Investors hungry for semiconductor stocks have made a five-week-old exchange-traded fund the most successful launch in history. Since its April 2 debut, the Roundhill Memory ETF has accumulated over $6 billion in assets, outpacing even BlackRock's iShares Bitcoin Trust.
The surge reflects Wall Street's conviction that booming data center demand is creating a long-term shortage of memory chips for AI. "People are jumping in with both feet," said Dave Nadig, CIO at ETF Trends. DRAM took just 10 trading days to pull in its first billion dollars and last Friday saw $1 billion in net inflows in a single session.

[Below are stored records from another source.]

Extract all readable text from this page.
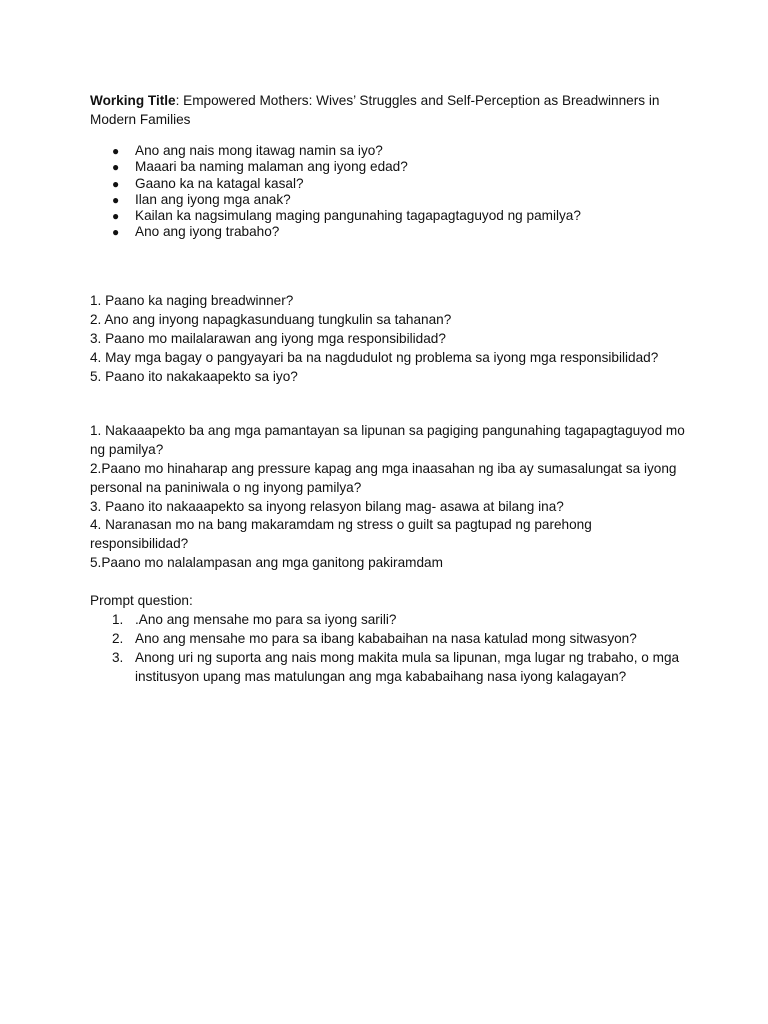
Working Title: Empowered Mothers: Wives’ Struggles and Self-Perception as Breadwinners in Modern Families

● Ano ang nais mong itawag namin sa iyo?
● Maaari ba naming malaman ang iyong edad?
● Gaano ka na katagal kasal?
● Ilan ang iyong mga anak?
● Kailan ka nagsimulang maging pangunahing tagapagtaguyod ng pamilya?
● Ano ang iyong trabaho?

1. Paano ka naging breadwinner?

2. Ano ang inyong napagkasunduang tungkulin sa tahanan?

3. Paano mo mailalarawan ang iyong mga responsibilidad?

4. May mga bagay o pangyayari ba na nagdudulot ng problema sa iyong mga responsibilidad?

5. Paano ito nakakaapekto sa iyo?

1. Nakaaapekto ba ang mga pamantayan sa lipunan sa pagiging pangunahing tagapagtaguyod mo ng pamilya?

2.Paano mo hinaharap ang pressure kapag ang mga inaasahan ng iba ay sumasalungat sa iyong personal na paniniwala o ng inyong pamilya?

3. Paano ito nakaaapekto sa inyong relasyon bilang mag- asawa at bilang ina?

4. Naranasan mo na bang makaramdam ng stress o guilt sa pagtupad ng parehong responsibilidad?

5.Paano mo nalalampasan ang mga ganitong pakiramdam

Prompt question:

1. .Ano ang mensahe mo para sa iyong sarili?
2. Ano ang mensahe mo para sa ibang kababaihan na nasa katulad mong sitwasyon?
3. Anong uri ng suporta ang nais mong makita mula sa lipunan, mga lugar ng trabaho, o mga institusyon upang mas matulungan ang mga kababaihang nasa iyong kalagayan?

The fund offers a simpler way to play the semiconductor boom, particularly by providing exposure to South Korean giants SK Hynix and Samsung Electronics, which aren't in many other U.S. chip ETFs. "A lot of investors view this as a proxy for hard-to-access Korean stocks," said Steve Sosnick of Interactive Brokers.

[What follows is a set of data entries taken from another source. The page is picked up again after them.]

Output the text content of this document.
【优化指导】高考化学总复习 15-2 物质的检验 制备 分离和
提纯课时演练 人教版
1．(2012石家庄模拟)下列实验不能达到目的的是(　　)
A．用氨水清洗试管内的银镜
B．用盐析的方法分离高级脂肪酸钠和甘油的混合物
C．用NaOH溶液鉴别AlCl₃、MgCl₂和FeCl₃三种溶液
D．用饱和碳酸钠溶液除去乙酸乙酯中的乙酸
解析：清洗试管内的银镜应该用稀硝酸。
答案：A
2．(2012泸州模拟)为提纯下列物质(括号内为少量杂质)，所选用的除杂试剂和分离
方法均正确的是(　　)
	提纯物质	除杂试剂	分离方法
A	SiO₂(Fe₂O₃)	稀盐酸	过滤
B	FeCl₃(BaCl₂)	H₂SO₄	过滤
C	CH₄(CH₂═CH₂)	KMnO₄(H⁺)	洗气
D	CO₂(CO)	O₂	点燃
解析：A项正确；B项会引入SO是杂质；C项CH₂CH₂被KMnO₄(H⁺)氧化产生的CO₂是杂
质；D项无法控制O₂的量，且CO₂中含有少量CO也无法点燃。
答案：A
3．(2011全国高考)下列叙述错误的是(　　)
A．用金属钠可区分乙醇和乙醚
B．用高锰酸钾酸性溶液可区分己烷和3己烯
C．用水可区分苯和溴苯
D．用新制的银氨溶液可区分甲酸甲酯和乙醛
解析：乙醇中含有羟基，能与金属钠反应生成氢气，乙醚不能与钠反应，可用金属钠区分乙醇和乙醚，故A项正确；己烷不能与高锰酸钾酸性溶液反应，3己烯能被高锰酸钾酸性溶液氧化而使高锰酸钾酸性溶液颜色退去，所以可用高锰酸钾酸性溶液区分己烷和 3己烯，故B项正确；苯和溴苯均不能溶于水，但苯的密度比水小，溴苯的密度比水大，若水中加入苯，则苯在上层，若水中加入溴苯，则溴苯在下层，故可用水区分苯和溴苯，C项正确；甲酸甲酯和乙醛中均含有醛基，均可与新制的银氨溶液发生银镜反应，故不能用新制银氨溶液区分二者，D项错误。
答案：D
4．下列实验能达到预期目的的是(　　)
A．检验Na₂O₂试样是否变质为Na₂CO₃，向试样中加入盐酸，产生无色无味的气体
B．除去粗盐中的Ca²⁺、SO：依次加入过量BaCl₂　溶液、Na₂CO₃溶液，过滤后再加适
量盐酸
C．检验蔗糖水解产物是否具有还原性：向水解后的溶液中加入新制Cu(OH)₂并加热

Retail investors bought $55 million of DRAM on Monday, the largest single-day inflow since launch. Vanda Research called it "the poster child for the ongoing semiconductor frenzy."
The downside: such momentum leaves the market volatile. Tuesday saw a 7% slump in DRAM as chipmakers pulled back. Still, the fund remains above key moving averages. "The uptrend remains intact," Sosnick said.